Je n'ai pas changé d'avis tout d'un coup. J'étouffais mes doutes parce que j'abhorre les semeurs de discorde (comme par hasard, "semeurs de discorde", c'est précisément ainsi qu'ont été définis les évêques philippins). Et je ne me sentais pas à la hauteur pour évaluer le résultat final des actions papales. Mais cela n'a pas duré: il me faut dire ce que je pense, ce que je vois. Je ne peux pas faire autrement.
Et maintenant, j'avoue que moi qui m'accrochais à l'Eglise pour la mozette de velours rouge, moi qui avais l'habitude de tempêter contre ceux qui veulent enseigner au Pape ce qu'il doit dire, je me mets à dire du mal de notre Pasteur, le maltraitant avec des allusions cinématographiques à la Charlie Hebdo. Serais-je une victime du diable, qui divise ? Serais-je en train de rédiger une résevation en ligne pour l'enfer? Ou bien est-il juste que, fréquentant [le milieu de] la communication et en admirateur des Jésuites d'antan, la légèreté d'un Pontife me choque? En tout cas, je viens d'allumer un cierge à la Sainte Vierge.

Notes de traduction

(1) Jeu de mots: tanguero signifie "danseur de tango", et tanghero se traduirait par "rustre" ou "goujat"

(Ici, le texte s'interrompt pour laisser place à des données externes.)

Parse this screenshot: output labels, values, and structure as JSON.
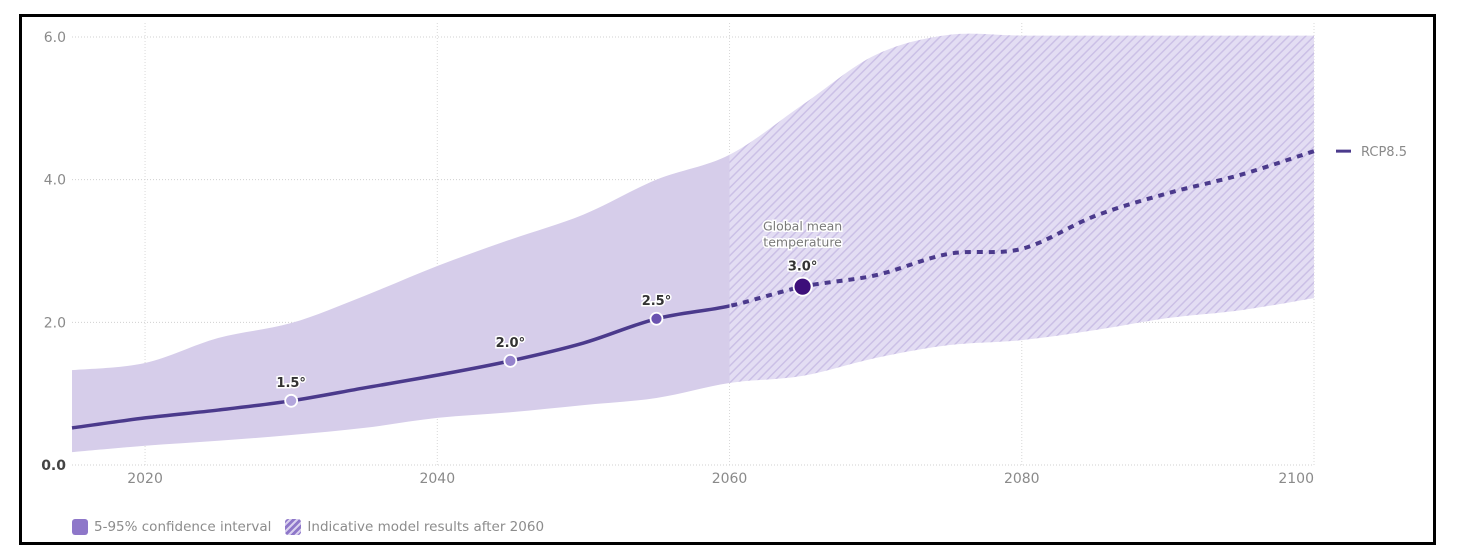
{
  "chart_data": {
    "type": "area",
    "title": "",
    "xlabel": "",
    "ylabel": "",
    "xlim": [
      2015,
      2100
    ],
    "ylim": [
      0,
      6
    ],
    "x_ticks": [
      2020,
      2040,
      2060,
      2080,
      2100
    ],
    "x_tick_labels": [
      "2020",
      "2040",
      "2060",
      "2080",
      "2100"
    ],
    "y_ticks": [
      0,
      2,
      4,
      6
    ],
    "y_tick_labels": [
      "0.0",
      "2.0",
      "4.0",
      "6.0"
    ],
    "grid": true,
    "x": [
      2015,
      2020,
      2025,
      2030,
      2035,
      2040,
      2045,
      2050,
      2055,
      2060,
      2065,
      2070,
      2075,
      2080,
      2085,
      2090,
      2095,
      2100
    ],
    "series": [
      {
        "name": "RCP8.5",
        "type": "line",
        "color": "#4b3a8c",
        "solid_until": 2060,
        "dashed_after": 2060,
        "values": [
          0.52,
          0.66,
          0.77,
          0.9,
          1.08,
          1.26,
          1.46,
          1.71,
          2.05,
          2.23,
          2.5,
          2.66,
          2.96,
          3.03,
          3.49,
          3.81,
          4.07,
          4.4
        ]
      },
      {
        "name": "5-95% confidence interval",
        "type": "band",
        "color": "#d6cdea",
        "upper": [
          1.33,
          1.43,
          1.78,
          1.99,
          2.37,
          2.79,
          3.16,
          3.51,
          4.0,
          4.35,
          5.05,
          5.75,
          6.03,
          6.02,
          6.02,
          6.02,
          6.02,
          6.02
        ],
        "lower": [
          0.18,
          0.27,
          0.34,
          0.42,
          0.52,
          0.66,
          0.74,
          0.84,
          0.94,
          1.15,
          1.25,
          1.5,
          1.68,
          1.75,
          1.89,
          2.06,
          2.17,
          2.34
        ]
      }
    ],
    "hatched_after": 2060,
    "markers": [
      {
        "x": 2030,
        "y": 0.9,
        "label": "1.5°",
        "color": "#b3a6dc"
      },
      {
        "x": 2045,
        "y": 1.46,
        "label": "2.0°",
        "color": "#9583cc"
      },
      {
        "x": 2055,
        "y": 2.05,
        "label": "2.5°",
        "color": "#6a52b0"
      },
      {
        "x": 2065,
        "y": 2.5,
        "label": "3.0°",
        "color": "#3d0f7a"
      }
    ],
    "annotations": [
      {
        "x": 2065,
        "lines": [
          "Global mean",
          "temperature"
        ]
      }
    ],
    "legend": [
      {
        "label": "5-95% confidence interval",
        "style": "solid"
      },
      {
        "label": "Indicative model results after 2060",
        "style": "hatched"
      }
    ],
    "legend_position": "bottom-left",
    "series_label_position": "right"
  }
}
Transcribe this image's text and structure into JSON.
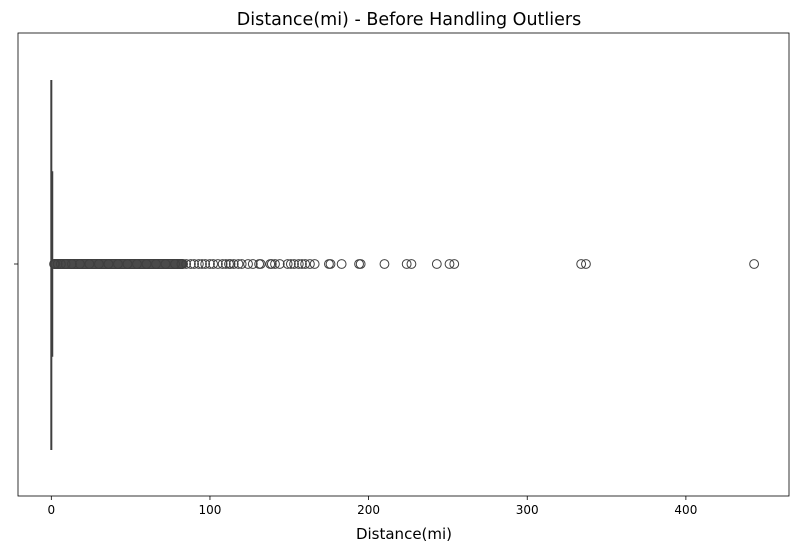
{
  "chart_data": {
    "type": "boxplot",
    "title": "Distance(mi) - Before Handling Outliers",
    "xlabel": "Distance(mi)",
    "ylabel": "",
    "xlim": [
      -21,
      465
    ],
    "xticks": [
      0,
      100,
      200,
      300,
      400
    ],
    "xtick_labels": [
      "0",
      "100",
      "200",
      "300",
      "400"
    ],
    "orientation": "horizontal",
    "grid": false,
    "box": {
      "min": 0.0,
      "q1": 0.05,
      "median": 0.25,
      "q3": 0.75,
      "whisker_high": 1.8,
      "fill_color": "#4c72b0",
      "line_color": "#3f3f3f"
    },
    "outliers": [
      1.9,
      2.5,
      4,
      6,
      9,
      13,
      18,
      24,
      30,
      36,
      42,
      48,
      54,
      60,
      66,
      72,
      78,
      82,
      85,
      88,
      90,
      93,
      95,
      97,
      100,
      102,
      105,
      108,
      110,
      112,
      113,
      115,
      118,
      120,
      124,
      127,
      131,
      132,
      138,
      139,
      141,
      144,
      149,
      151,
      153,
      156,
      158,
      160,
      163,
      166,
      175,
      176,
      183,
      194,
      195,
      210,
      224,
      227,
      243,
      251,
      254,
      334,
      337,
      443
    ],
    "outlier_dense_range": [
      1.8,
      83
    ]
  }
}
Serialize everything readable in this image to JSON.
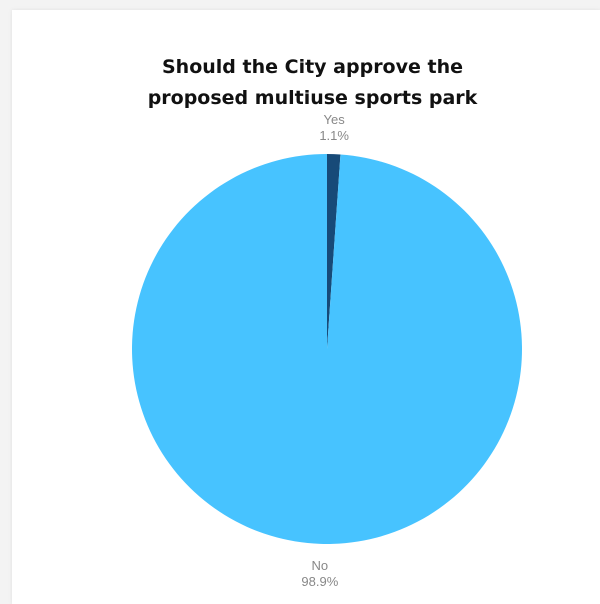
{
  "chart_data": {
    "type": "pie",
    "title": "Should the City approve the proposed multiuse sports park",
    "title_lines": [
      "Should the City approve the",
      "proposed multiuse sports park"
    ],
    "slices": [
      {
        "label": "Yes",
        "value": 1.1,
        "display": "1.1%",
        "color": "#174a78"
      },
      {
        "label": "No",
        "value": 98.9,
        "display": "98.9%",
        "color": "#47c3ff"
      }
    ]
  }
}
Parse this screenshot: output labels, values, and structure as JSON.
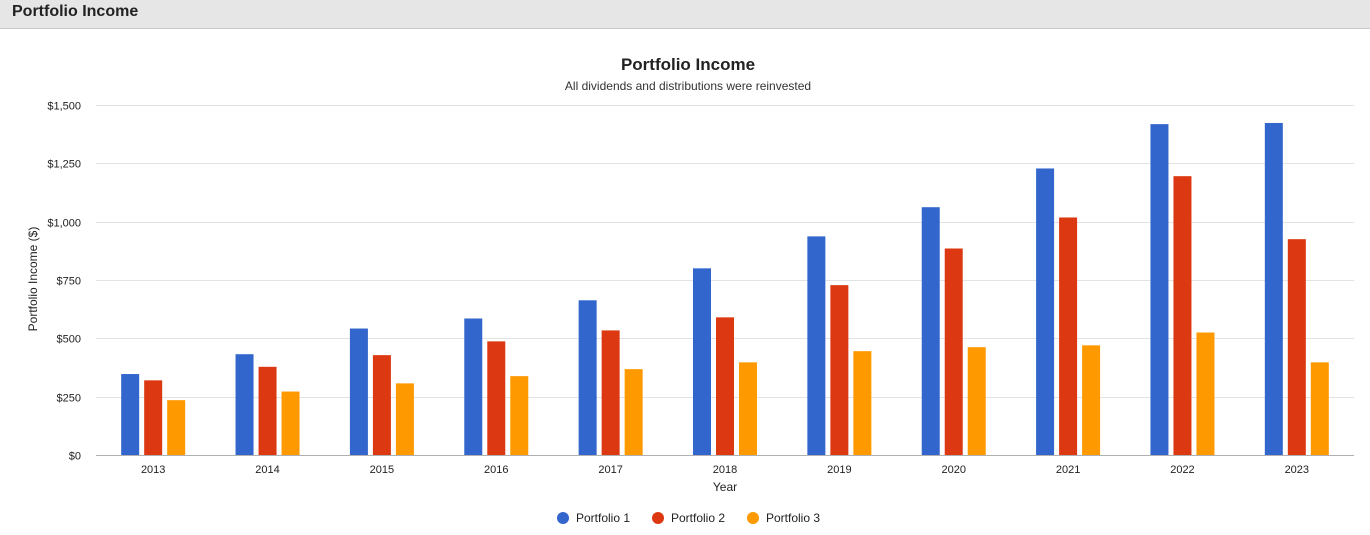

(2) La comparaison n'est pas vraiment pertinente, sinon pour les chaussures.! Pour les idées, François est l'anti-don Camillo par excellence...

(3) La ressemblance est effectivement frappante, comme le prouve l'image ci-contre.

(4) Allusion à l'éthymologie du mot "pontife" qui signifie littéralement "qui fait des ponts"

(5) cf. Matthieu 10:16

(6) La Croce: quotidien catholique lancé en janvier dernier par un certain Mario Adinolfi, un homme venu de la gauche. Certaines "mauvaises langues" ont pensé à une opération de sauvetage de François...

(7) En fait ce texte remonte au Pontificat de Benoît XVI!!

(8) Je me garderais de généraliser. Je connais des jésuites qui sont de bonnes et nobles personnes.